The Meet - This is the place where the hounds, the hunt masters and followers/supporters will gather and this normally centres around a point in a village such as a pub, the village green, a house or a local landmark. The Meet is a social occasion that gives everyone a chance to talk and discuss conditions for the day.

The Master(s) - is in control of the hunt and his or her word is final.The Master will decide where and when the hounds will meet, what coverts are able to be drawn and when hounds will go home. This role is often divided between several Joint Masters.

The Field - is the name given to all the followers on horses who are controlled by the field master. The field master will ride at the end of the field and all followers should keep behind him/her. He/she is responsible for making sure that the field does not get too close to the hounds and that they cross country in a responsible manner.

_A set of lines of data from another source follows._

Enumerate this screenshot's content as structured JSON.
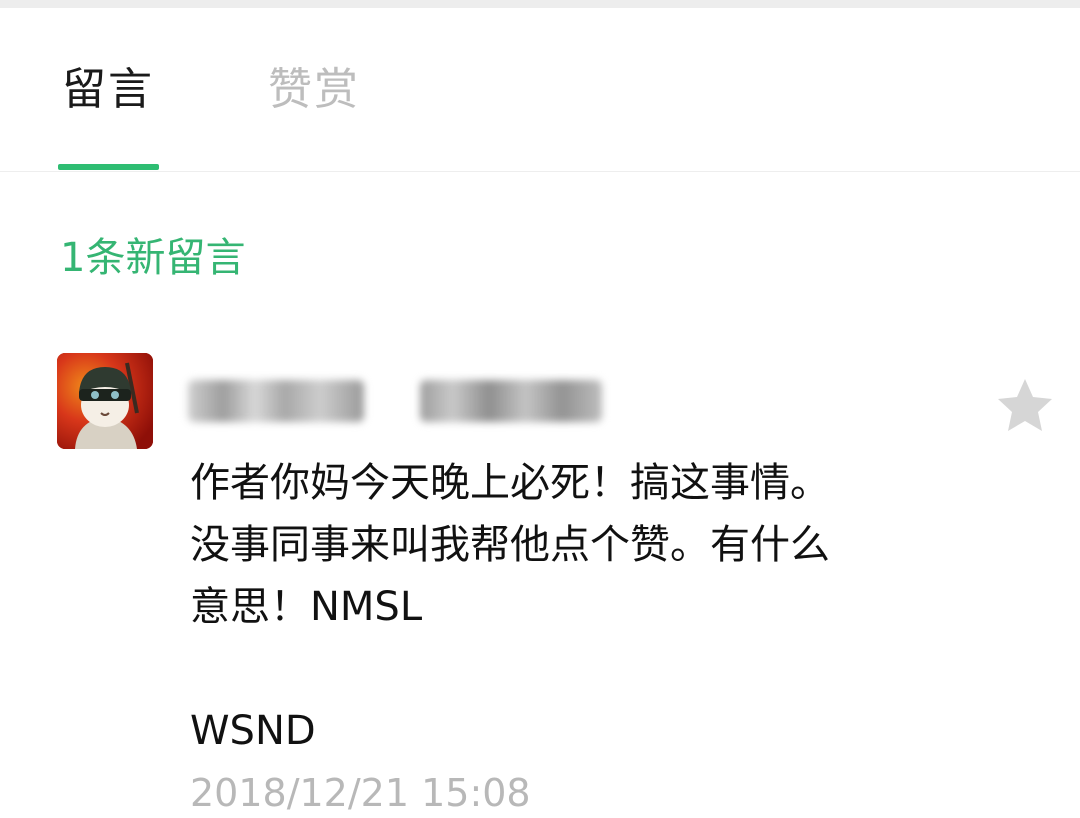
{
  "tabs": [
    {
      "label": "留言",
      "active": true
    },
    {
      "label": "赞赏",
      "active": false
    }
  ],
  "accent_color": "#2ebd72",
  "comments_section": {
    "new_count_label": "1条新留言"
  },
  "comment": {
    "avatar_icon": "game-character-avatar",
    "nickname_blurred": true,
    "star_icon": "star-icon",
    "lines": [
      "作者你妈今天晚上必死！搞这事情。",
      "没事同事来叫我帮他点个赞。有什么",
      "意思！NMSL",
      "",
      "WSND"
    ],
    "timestamp": "2018/12/21 15:08"
  }
}
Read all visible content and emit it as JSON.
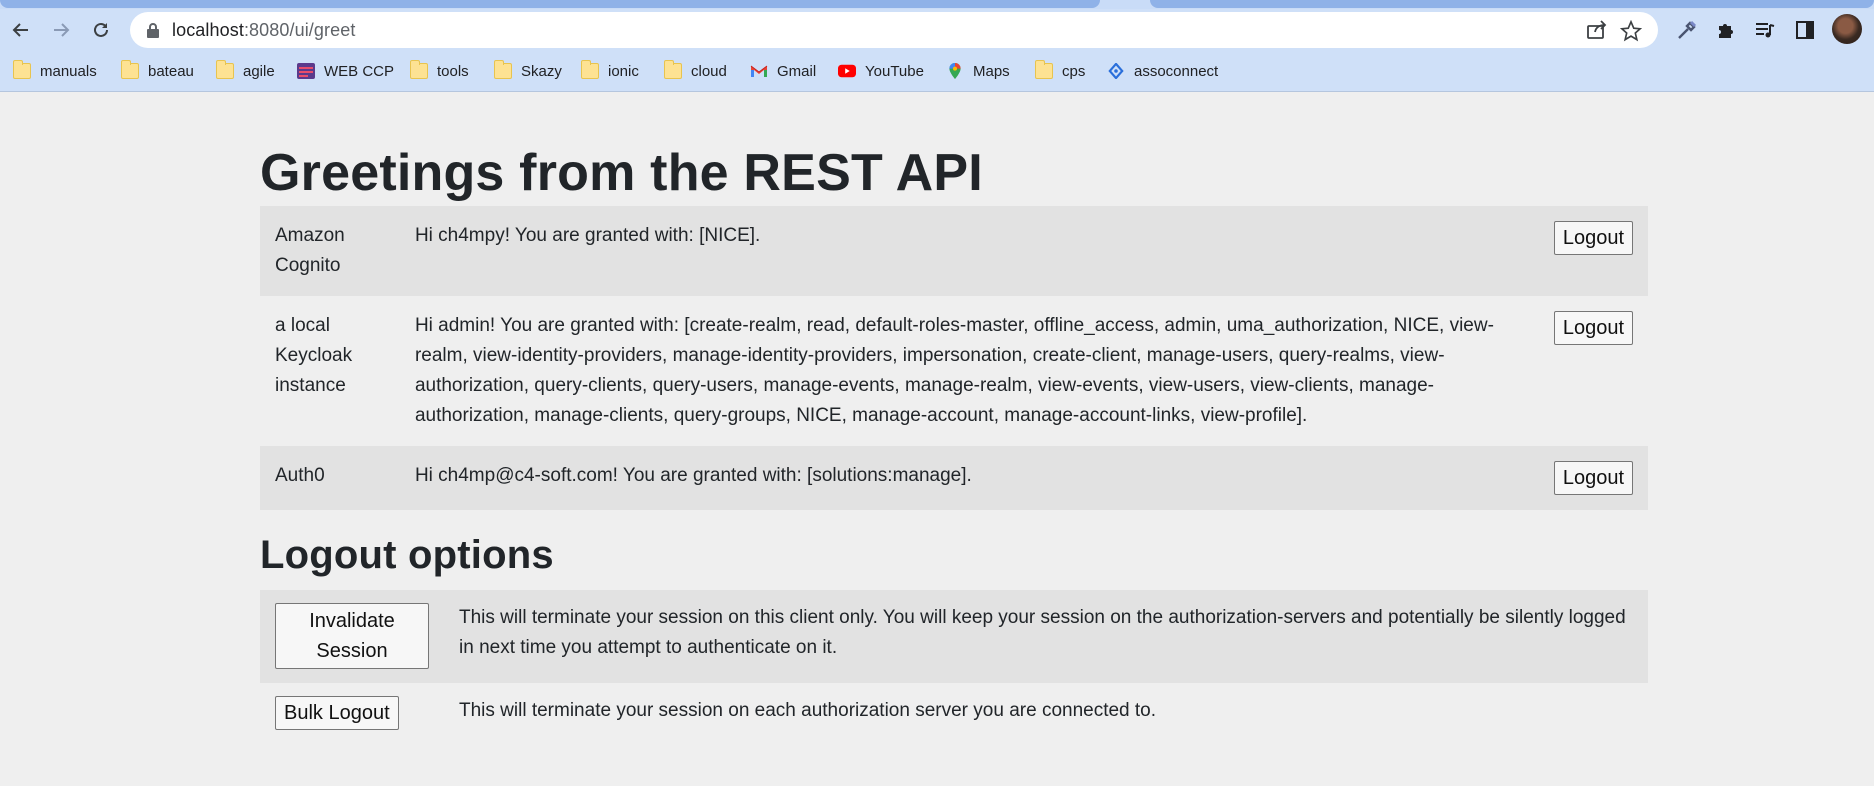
{
  "browser": {
    "url_host": "localhost",
    "url_rest": ":8080/ui/greet",
    "bookmarks": [
      {
        "label": "manuals",
        "icon": "folder-icon"
      },
      {
        "label": "bateau",
        "icon": "folder-icon"
      },
      {
        "label": "agile",
        "icon": "folder-icon"
      },
      {
        "label": "WEB CCP",
        "icon": "webccp-icon"
      },
      {
        "label": "tools",
        "icon": "folder-icon"
      },
      {
        "label": "Skazy",
        "icon": "folder-icon"
      },
      {
        "label": "ionic",
        "icon": "folder-icon"
      },
      {
        "label": "cloud",
        "icon": "folder-icon"
      },
      {
        "label": "Gmail",
        "icon": "gmail-icon"
      },
      {
        "label": "YouTube",
        "icon": "youtube-icon"
      },
      {
        "label": "Maps",
        "icon": "maps-icon"
      },
      {
        "label": "cps",
        "icon": "folder-icon"
      },
      {
        "label": "assoconnect",
        "icon": "assoconnect-icon"
      }
    ]
  },
  "main": {
    "title": "Greetings from the REST API",
    "greetings": [
      {
        "provider": "Amazon Cognito",
        "message": "Hi ch4mpy! You are granted with: [NICE].",
        "logout_label": "Logout"
      },
      {
        "provider": "a local Keycloak instance",
        "message": "Hi admin! You are granted with: [create-realm, read, default-roles-master, offline_access, admin, uma_authorization, NICE, view-realm, view-identity-providers, manage-identity-providers, impersonation, create-client, manage-users, query-realms, view-authorization, query-clients, query-users, manage-events, manage-realm, view-events, view-users, view-clients, manage-authorization, manage-clients, query-groups, NICE, manage-account, manage-account-links, view-profile].",
        "logout_label": "Logout"
      },
      {
        "provider": "Auth0",
        "message": "Hi ch4mp@c4-soft.com! You are granted with: [solutions:manage].",
        "logout_label": "Logout"
      }
    ],
    "logout_options_title": "Logout options",
    "logout_options": [
      {
        "button": "Invalidate Session",
        "description": "This will terminate your session on this client only. You will keep your session on the authorization-servers and potentially be silently logged in next time you attempt to authenticate on it."
      },
      {
        "button": "Bulk Logout",
        "description": "This will terminate your session on each authorization server you are connected to."
      }
    ]
  }
}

The Huntsman - Uses a horn by which to control the hounds and send messages to the hunt staff and the field. He will make sure that hounds work together as a pack by encouraging them with a series of signals.

The Whipper-In - there is often more than one whipper-in and their most important duty is to assist the huntsman in controlling hounds. They often collect hounds up at the end of the day and make sure that they are kept together as a pack whilst hunting the trail. Only the huntsman will give orders to the Whipper-in

.The Secretary - is normally in charge of the hunt paperwork in terms of subscriptions and organizing and promoting events. Usually your "Cap" (amount charged for the day) will be taken by the hunt secretary at the meet but they may nominate somebody else! They also sort out any problems with Landowners and any broken jumps or gates should be reported to the Secretary or nominee.

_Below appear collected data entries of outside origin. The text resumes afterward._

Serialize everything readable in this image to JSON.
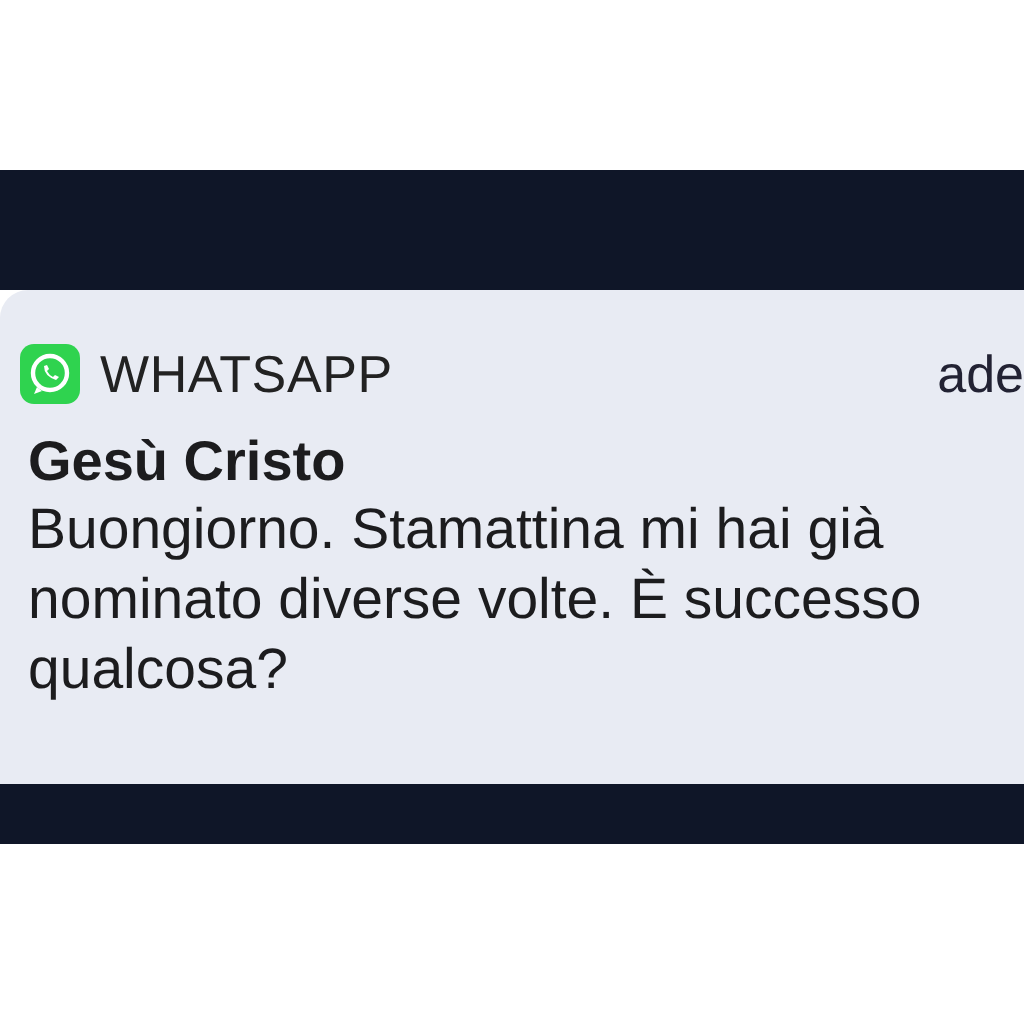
{
  "notification": {
    "app_name": "WHATSAPP",
    "time": "ade",
    "title": "Gesù Cristo",
    "message": "Buongiorno. Stamattina mi hai già nominato diverse volte. È successo qualcosa?"
  }
}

 The Cap - The daily charge for everybody.

 The Cast - When hounds search for a lost line.

 The Check - When hounds loose the sent.

The Country - The area within which a hunt operates with the permission of Landowners/Farmers.

The Covert - Pronounced "cover"- a wood or other area of vegetation where a scent may be found.

The Draw - To send hounds through a covert to find the scent.

The Foil - Any smell or disturbed ground which spoils the scent line of the trail.

The Line - The scent left by the trail layer.

Speak - Hounds do not bark, they speak or give tongue when they are hunting a scent.